Staples’s sonic trajectory over the years has been chameleon-like to say the least. From the gritty 2015 album Summertime ‘06 to the club-infused 2017 project Big Fish Theory, the rapper has proved himself as a savant of many different sounds. Yet, Staples’s embrace of the aforementioned palatable radio rap on songs like “LEMONADE” and “MAGIC” leave something to be desired. Beneath their auto-tuned choruses and conventional beats, the tracks feel unadventurous given Staples’s stacked catalog of dynamic instrumentation. Perhaps this is what makes pockets of RAMONA PARK feel forgettable at times. Luckily, there are still moments when Staples seems to be flexing his old creative prowess. 

“DJ QUIK” pulls from Staples’s West Coast rap lineage, sampling the 1995 DJ Quik track “Dollaz + Sense” with collage-like intricacy. Its chopped-up drums, pittering cowbell and velvety bass are a solid re-imaging of the iconic diss track, where a matter-of-fact Staples reiterates, “If it don’t make dollars, then it don’t make sense.” 
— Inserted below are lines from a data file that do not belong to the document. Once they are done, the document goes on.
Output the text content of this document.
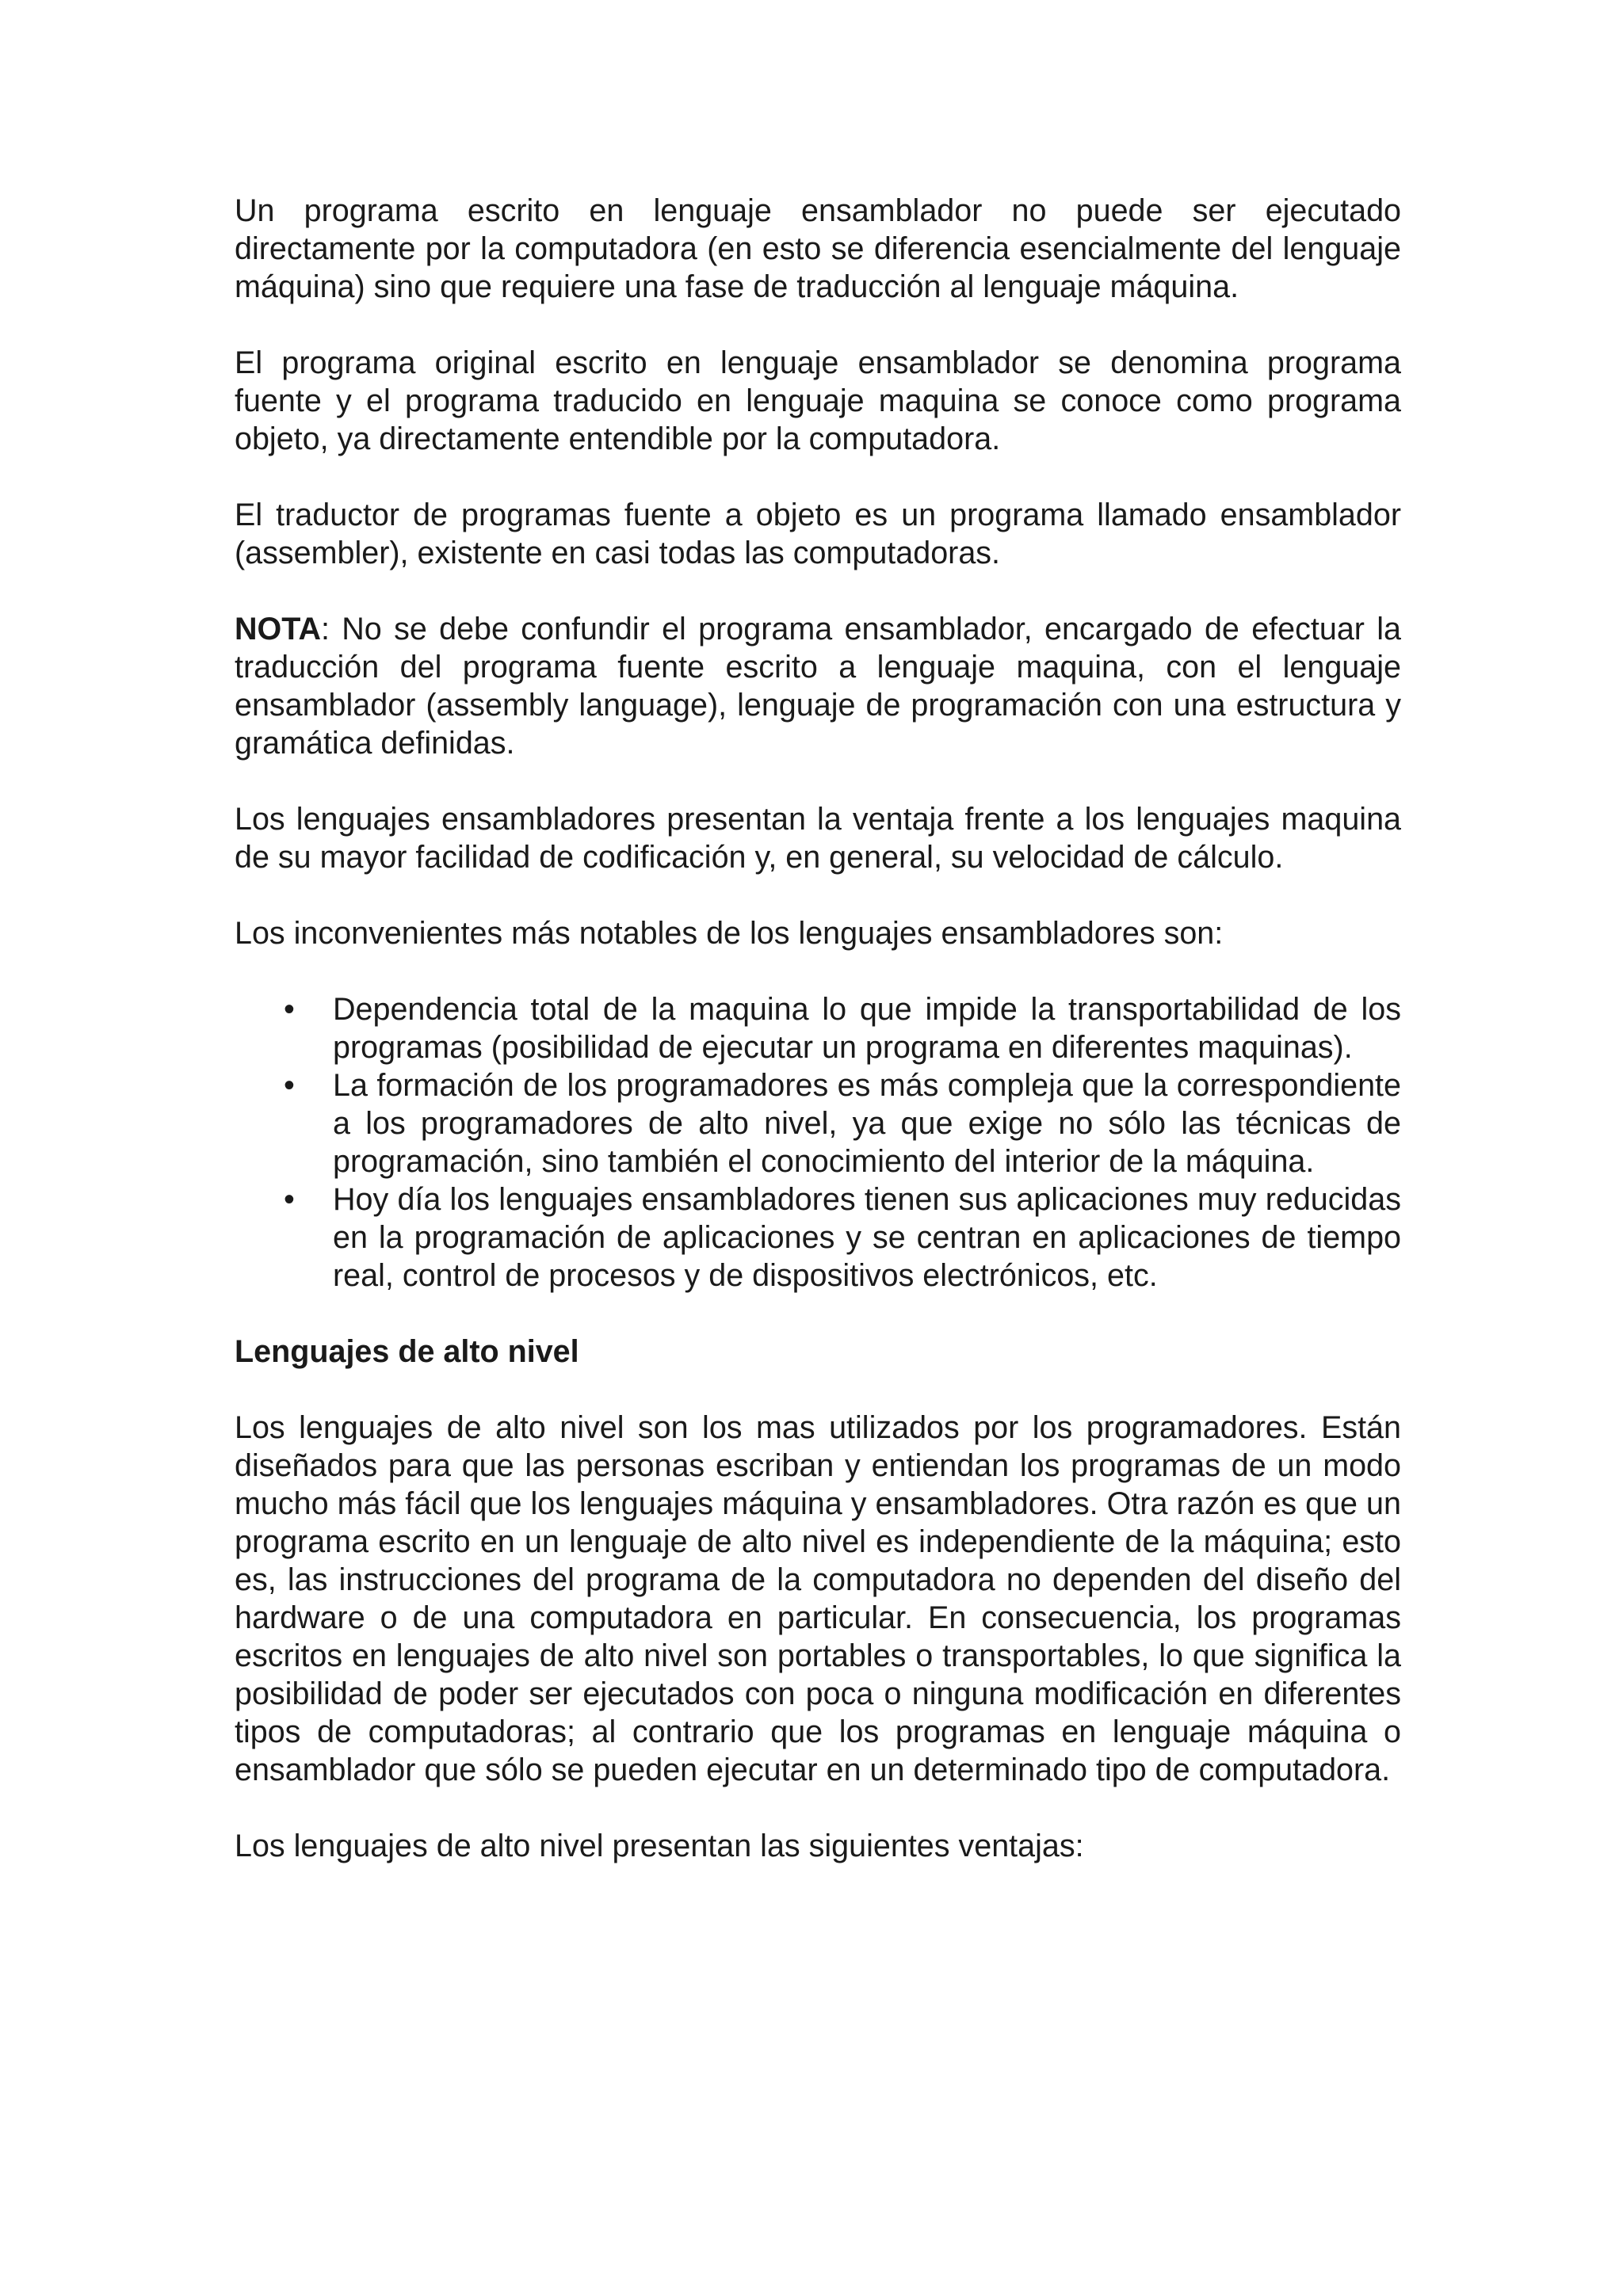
Un programa escrito en lenguaje ensamblador no puede ser ejecutado directamente por la computadora (en esto se diferencia esencialmente del lenguaje máquina) sino que requiere una fase de traducción al lenguaje máquina.

El programa original escrito en lenguaje ensamblador se denomina programa fuente y el programa traducido en lenguaje maquina se conoce como programa objeto, ya directamente entendible por la computadora.

El traductor de programas fuente a objeto es un programa llamado ensamblador (assembler), existente en casi todas las computadoras.

NOTA: No se debe confundir el programa ensamblador, encargado de efectuar la traducción del programa fuente escrito a lenguaje maquina, con el lenguaje ensamblador (assembly language), lenguaje de programación con una estructura y gramática definidas.

Los lenguajes ensambladores presentan la ventaja frente a los lenguajes maquina de su mayor facilidad de codificación y, en general, su velocidad de cálculo.

Los inconvenientes más notables de los lenguajes ensambladores son:

• Dependencia total de la maquina lo que impide la transportabilidad de los programas (posibilidad de ejecutar un programa en diferentes maquinas).
• La formación de los programadores es más compleja que la correspondiente a los programadores de alto nivel, ya que exige no sólo las técnicas de programación, sino también el conocimiento del interior de la máquina.
• Hoy día los lenguajes ensambladores tienen sus aplicaciones muy reducidas en la programación de aplicaciones y se centran en aplicaciones de tiempo real, control de procesos y de dispositivos electrónicos, etc.

Lenguajes de alto nivel

Los lenguajes de alto nivel son los mas utilizados por los programadores. Están diseñados para que las personas escriban y entiendan los programas de un modo mucho más fácil que los lenguajes máquina y ensambladores. Otra razón es que un programa escrito en un lenguaje de alto nivel es independiente de la máquina; esto es, las instrucciones del programa de la computadora no dependen del diseño del hardware o de una computadora en particular. En consecuencia, los programas escritos en lenguajes de alto nivel son portables o transportables, lo que significa la posibilidad de poder ser ejecutados con poca o ninguna modificación en diferentes tipos de computadoras; al contrario que los programas en lenguaje máquina o ensamblador que sólo se pueden ejecutar en un determinado tipo de computadora.

Los lenguajes de alto nivel presentan las siguientes ventajas:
Lyrically, “WHEN SPARKS FLY” proves to be the album’s most inventive narrative, personifying the relationship between Staples and his gun with the same tone one might use to describe a passionate love affair in a ’90s R&B song. Tucked beneath a silky sample of Lyves’s “No Love,” Staples unearths some of his characteristically subtle humor with lines like, “I don’t wanna use protection with you / But the glove’ll keep you safe if you ever get loose.” Even with this wry wordplay, the track still feels weighty. Staples toys with the complicated relationship between himself and his firearm, one in which the weapon is both a perpetrator of the violence plaguing his community and simultaneously a necessary means of protection. Elsewhere on the project, Staples takes on a pessimistic view of romantic relationships, stating on the track “ROSE STREET” that he’s, “Married to the money, don’t be playing games / Only bringing flowers to the homie’s grave.” 

On closing track, “THE BLUES,” these destructive contradictions of life have made Staples audibly weary. His voice is subdued, missing the buoyant intensity of his younger, more rambunctious self. He laments, “I keep gettin’ smaller houses but I won’t find peace ’til the Lord allows it,” speaking to a kind of emptiness that can’t be filled with wealth and newfound fame. Despite Staples’s physical separation from this painful adolescence in Ramona Park, a change in circumstance has not been enough to patch up the wounds of his past. 

As the track’s melancholic guitar melts into the soft rhythm of ocean waves, RAMONA PARK has come full circle. Staples doesn’t provide an uplifting final message or clear sigh of relief for the listener, but the water’s soft rhythm stands as a reminder that these cycles of devastation and triumphant survival are as constant as the tides.